3. Bushey Has Sufficiently Alleged Promissory Estoppel Claims
Finally, DWD and Dubbell argue that Bushey has failed to sufficiently plead his claims for promissory estoppel. They argue that if a contract speaks to the subject matter at issue, a claim sounding in promissory estoppel cannot apply. Alternatively, they argue that Bushey has not pleaded the essential elements of a claim for promissory estoppel. In response, Bushey argues that he has alleged the elements of his promissory estoppel claims and points out that these claims are brought in the alternative in case the Court holds that the Agreement is not an enforceable contract.
"To prove promissory estoppel, a plaintiff must show that (1) the defendant made a promise; (2) the defendant should have reasonably expected the plaintiff to act or refrain from acting in reliance on the promise; (3) the plaintiff acted or refrained from acting in reasonable reliance on the promise to its detriment; and (4) injustice can be avoided only by enforcement of the promise." Barrows/Thompson, LLC v. HB Ven II, LP, 599 S.W.3d 637, 648 (Ark. Ct. App. 2020) (citing Fairpark, LLC v. Healthcare Essentials, 381 S.W.3d 852 (Ark. Ct. App. 2011)). "[P]romissory estoppel may be a basis for recovery only when formal contractual elements do not exist." Id. (citing Taylor v. George, 212 S.W.3d 17 (2005)).

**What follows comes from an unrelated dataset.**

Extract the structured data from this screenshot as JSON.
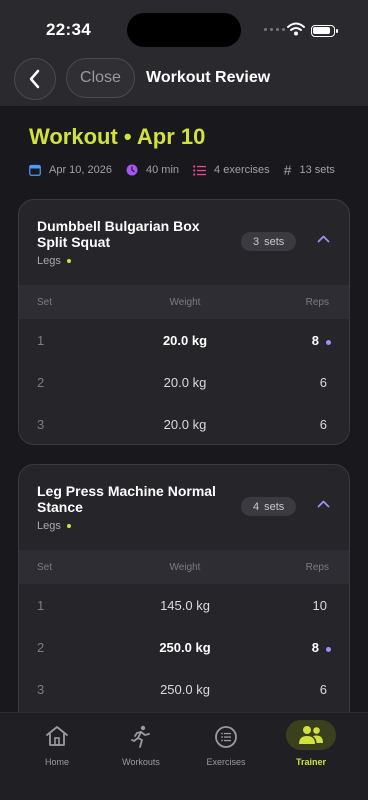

The Court finds that Bushey has sufficiently pleaded his promissory estoppel claims. Bushey alleges that DWD and Dubbell promised to provide him with a sale benefit. He alleges that, based upon that promise, he acted as a turn-around specialist and revitalized Pel-Freez. He also asserts that DWD and Dubbell should have expected him to rely upon that promise, that his reliance was reasonable, and that enforcing this promise is the only way to avoid injustice. In the Court's view, Bushey has sufficiently alleged each element of his promissory estoppel claims. Further, Bushey is permitted under Rule 8(d) of the Federal Rules of Civil Procedure to bring these claims in the alternative to his breach-of-contract claims.
IV. CONCLUSION
IT IS THEREFORE ORDERED that DWD and Dubbell's Motion to Strike (Doc. 13) and Motion to Dismiss (Doc. 15) are DENIED.
IT IS SO ORDERED on this 28th day of September, 2020.